Once it gets movin', it gets MOVIN'.
And they have no planes areial drones either, so half the time they'll have no idea what the armies are actually doing right this moment until their runners come back.
That sort of things lasted up till WWII, and even in Vietnam and Koreas they still hadn't got it completely right.
(Yeah, "Modern War" is just absolutely f__king insane compare to those)
So, you use the show hand method of making commands, that's simulating both a part of that, and also to prevent "cheating" as its pretty hard to not give any single side an advantage of knowledge if you have an initiative. (The Move/Countermove side of ruleswould be an example of that: Unless your first moves can hit with overwhelming force right off the bat, the 2nd mover would always have the advantage of "knowing", like in a fight if you know the other guy's gonna jab your nose you'd get a world of options to stop that... Unless the other guy's Ali or Bruce.

)
BUT, using Initiatives MAKES EVERYTHING RUN SO MUCH BETTER. Hence why D&D didn't have Simultaneous. (And that goes with the square/hex map too. Much easier than swinging a ruler for 5 minutes in every turn.)
Anyhow,
1.這個指令下達后,是告訴第三方主持人么,然後主持人是怎麼樣具體的擺放這些模型呢。總得一個個擺在什麼位置上吧,
It's a showhand. Just show the other guy. Wargames don't usually need a neutral judge (unless you're playing with an @hole, of which the question would then be "why are you playing with an @hole?" =w= )

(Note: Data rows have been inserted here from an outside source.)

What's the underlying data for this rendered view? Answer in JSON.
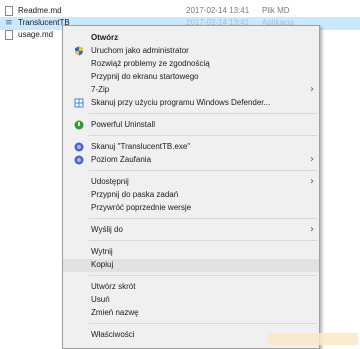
{
  "files": [
    {
      "name": "Readme.md",
      "date": "2017-02-14 13:41",
      "type": "Plik MD",
      "icon": "document-icon"
    },
    {
      "name": "TranslucentTB",
      "date": "2017-02-14 13:41",
      "type": "Aplikacja",
      "icon": "application-icon",
      "selected": true
    },
    {
      "name": "usage.md",
      "date": "",
      "type": "",
      "icon": "document-icon"
    }
  ],
  "menu": {
    "open": "Otwórz",
    "run_as_admin": "Uruchom jako administrator",
    "troubleshoot": "Rozwiąż problemy ze zgodnością",
    "pin_start": "Przypnij do ekranu startowego",
    "zip": "7-Zip",
    "defender": "Skanuj przy użyciu programu Windows Defender...",
    "powerful_uninstall": "Powerful Uninstall",
    "scan_file": "Skanuj \"TranslucentTB.exe\"",
    "trust_level": "Poziom Zaufania",
    "share": "Udostępnij",
    "pin_taskbar": "Przypnij do paska zadań",
    "restore_versions": "Przywróć poprzednie wersje",
    "send_to": "Wyślij do",
    "cut": "Wytnij",
    "copy": "Kopiuj",
    "create_shortcut": "Utwórz skrót",
    "delete": "Usuń",
    "rename": "Zmień nazwę",
    "properties": "Właściwości"
  },
  "colors": {
    "selection": "#cce8ff",
    "menu_background": "#f0f0f0",
    "hover": "#e2e2e2"
  }
}
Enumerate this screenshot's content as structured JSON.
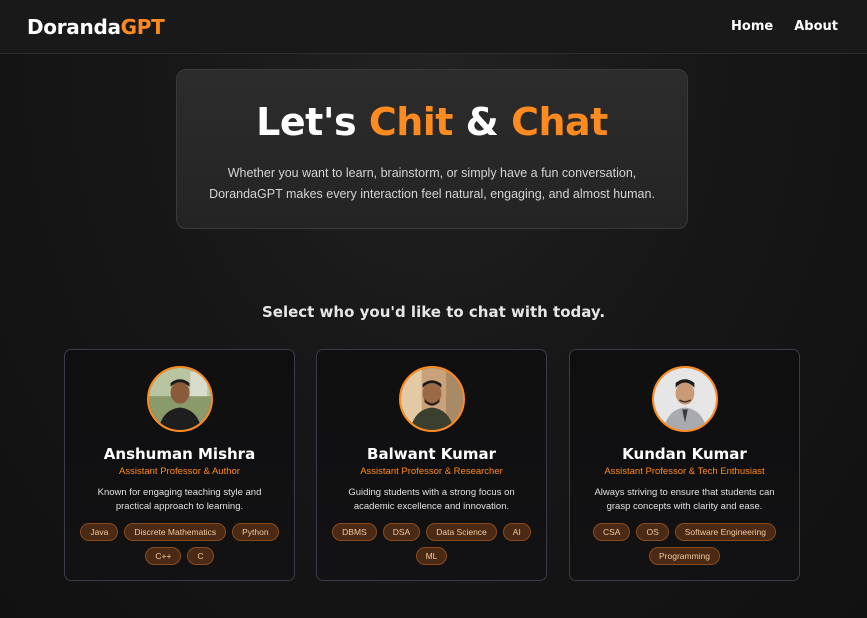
{
  "nav": {
    "brand_main": "Doranda",
    "brand_accent": "GPT",
    "links": [
      "Home",
      "About"
    ]
  },
  "hero": {
    "title_part1": "Let's ",
    "title_accent1": "Chit",
    "title_part2": " & ",
    "title_accent2": "Chat",
    "subtitle": "Whether you want to learn, brainstorm, or simply have a fun conversation, DorandaGPT makes every interaction feel natural, engaging, and almost human."
  },
  "select_heading": "Select who you'd like to chat with today.",
  "cards": [
    {
      "name": "Anshuman Mishra",
      "role": "Assistant Professor & Author",
      "description": "Known for engaging teaching style and practical approach to learning.",
      "tags": [
        "Java",
        "Discrete Mathematics",
        "Python",
        "C++",
        "C"
      ]
    },
    {
      "name": "Balwant Kumar",
      "role": "Assistant Professor & Researcher",
      "description": "Guiding students with a strong focus on academic excellence and innovation.",
      "tags": [
        "DBMS",
        "DSA",
        "Data Science",
        "AI",
        "ML"
      ]
    },
    {
      "name": "Kundan Kumar",
      "role": "Assistant Professor & Tech Enthusiast",
      "description": "Always striving to ensure that students can grasp concepts with clarity and ease.",
      "tags": [
        "CSA",
        "OS",
        "Software Engineering",
        "Programming"
      ]
    }
  ],
  "colors": {
    "accent": "#ff8a1f",
    "background": "#141414",
    "card_border": "#3a3a48",
    "tag_background": "#4a2a14"
  }
}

As for how you'd place them? Just how you like to. v=3=v.
It depends on how the people involved talked between themselves really. Usually, on the map you'd have one area where you put your units, and another area where they do their thing.
Some people cover their area with cardboards to hide it until they start playing. Some people don't.
One of the things that make Wargames different from chess, is that you don't really have a set board or position. The map is how you make it. (And the pieces are "how big your bank is" before we had 3D printing.